I wouldn't bother dedicating a spare to each RAID-6 - I would rather
have the spares in a pool that can be used by any of the low-level raids.

Before it is possible to give concrete suggestions, it is vital to know
the usage of the system.  Are you storing mostly big files, mostly small
ones, or a mixture?  What are the read/write ratios?  Do you have lots
of concurrent users, or only a few - and are they accessing wildly
different files or the same ones?  How important is uptime?  How
important are fast rebuilds/resyncs?  How important is array speed
during rebuilds?  What sort of space efficiencies do you need?  What
redundancies do you really need?  What topologies do you have that
influence speed, failure risks, and redundancies (such as multiple
controllers/backplanes/disk racks)?  Are you using hardware raid
controllers in this mix, or just software raid?  Are you planning to be
able to expand the system in the future with more disks or bigger disks?
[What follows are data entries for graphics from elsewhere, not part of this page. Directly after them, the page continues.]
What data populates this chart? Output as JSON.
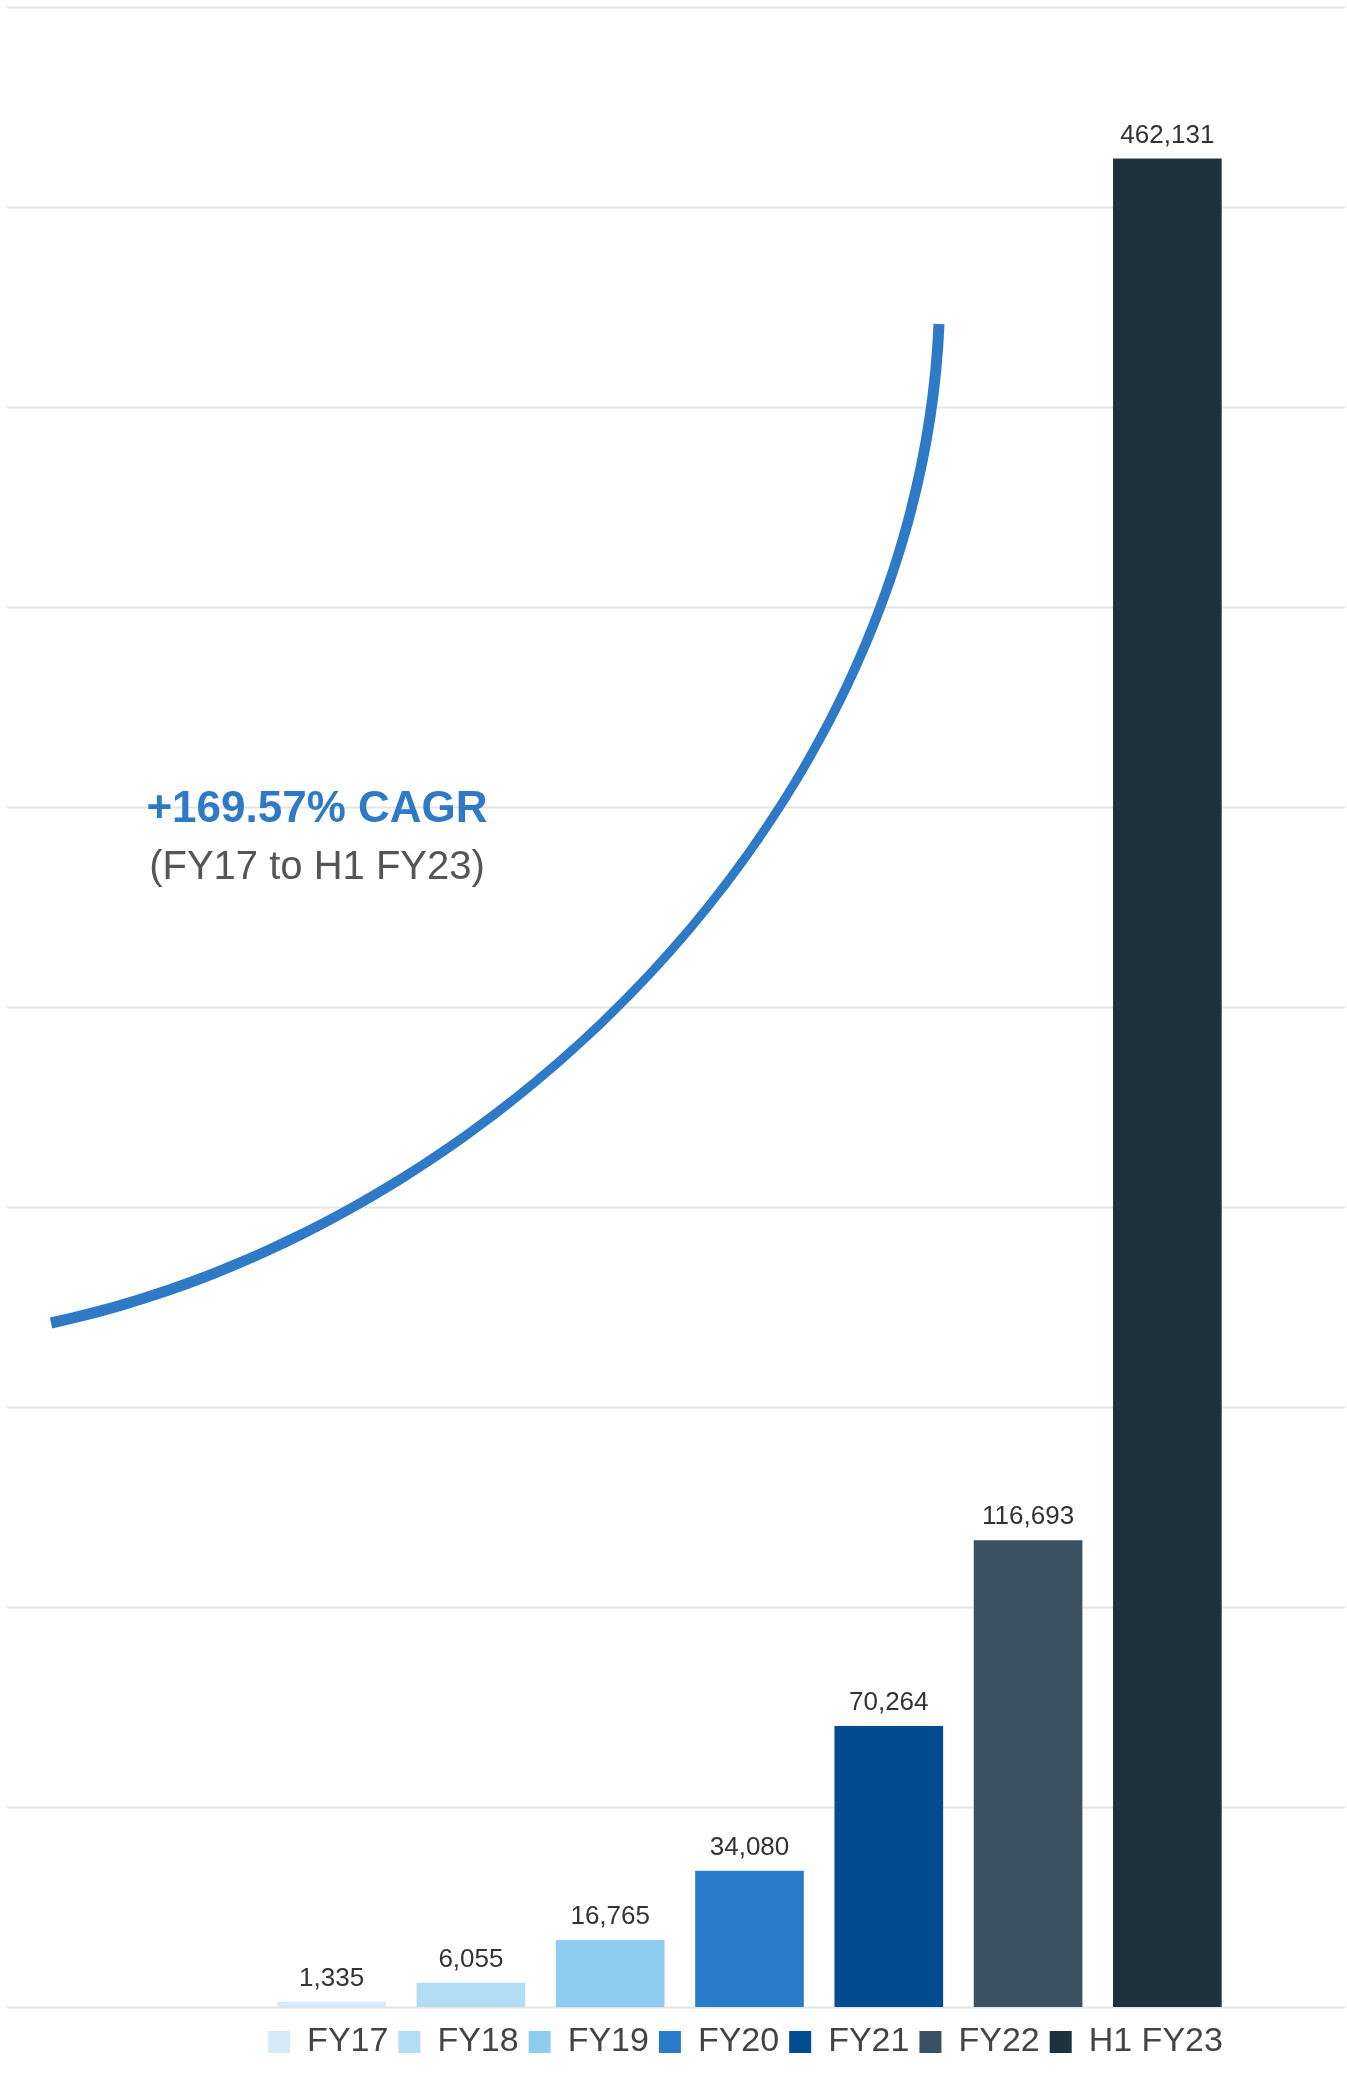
{
  "chart_data": {
    "type": "bar",
    "stacked": true,
    "categories": [
      null,
      null,
      null,
      null,
      null,
      null,
      null
    ],
    "series": [
      {
        "name": "FY17",
        "color": "#d6e9f7",
        "values": [
          1335,
          null,
          null,
          null,
          null,
          null,
          null
        ],
        "value_labels": [
          "1,335",
          null,
          null,
          null,
          null,
          null,
          null
        ]
      },
      {
        "name": "FY18",
        "color": "#b3dcf5",
        "values": [
          null,
          6055,
          null,
          null,
          null,
          null,
          null
        ],
        "value_labels": [
          null,
          "6,055",
          null,
          null,
          null,
          null,
          null
        ]
      },
      {
        "name": "FY19",
        "color": "#8fccf0",
        "values": [
          null,
          null,
          16765,
          null,
          null,
          null,
          null
        ],
        "value_labels": [
          null,
          null,
          "16,765",
          null,
          null,
          null,
          null
        ]
      },
      {
        "name": "FY20",
        "color": "#2b7cc8",
        "values": [
          null,
          null,
          null,
          34080,
          null,
          null,
          null
        ],
        "value_labels": [
          null,
          null,
          null,
          "34,080",
          null,
          null,
          null
        ]
      },
      {
        "name": "FY21",
        "color": "#034c8f",
        "values": [
          null,
          null,
          null,
          null,
          70264,
          null,
          null
        ],
        "value_labels": [
          null,
          null,
          null,
          null,
          "70,264",
          null,
          null
        ]
      },
      {
        "name": "FY22",
        "color": "#3b5161",
        "values": [
          null,
          null,
          null,
          null,
          null,
          116693,
          null
        ],
        "value_labels": [
          null,
          null,
          null,
          null,
          null,
          "116,693",
          null
        ]
      },
      {
        "name": "H1 FY23",
        "color": "#20313e",
        "values": [
          null,
          null,
          null,
          null,
          null,
          null,
          462131
        ],
        "value_labels": [
          null,
          null,
          null,
          null,
          null,
          null,
          "462,131"
        ]
      }
    ],
    "grid": true,
    "tick_labels": false,
    "legend": "bottom",
    "annotations": [
      "+169.57% CAGR",
      "(FY17 to H1 FY23)"
    ]
  }
}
There are lots of questions here, and no immediate answers.  I certainly
wouldn't fixate on a concatenation of RAID-6 arrays before knowing a bit
more - it's not the only way to tie together 48 disks, and it may not be
the best balance.

mvh.,

David




My questions really are:

a)    What is the maximum number of drives typically seen in a RAID-6
setup like this?  I noticed when looking at the Backblaze blog, that
they are using RAID-6 with 15 disks (13 + 2 for parity).  That number seemed
kind of high to me....but I was wondering what others on the list thought.

b)    Would you recommend using any specific Linux distro over any other?
Right now I am trying to decide between Debian and Ubuntu....but I would be open to
any others...if there was a legitimate reason to do so (performance, stability, etc) in terms of the Raid codebase.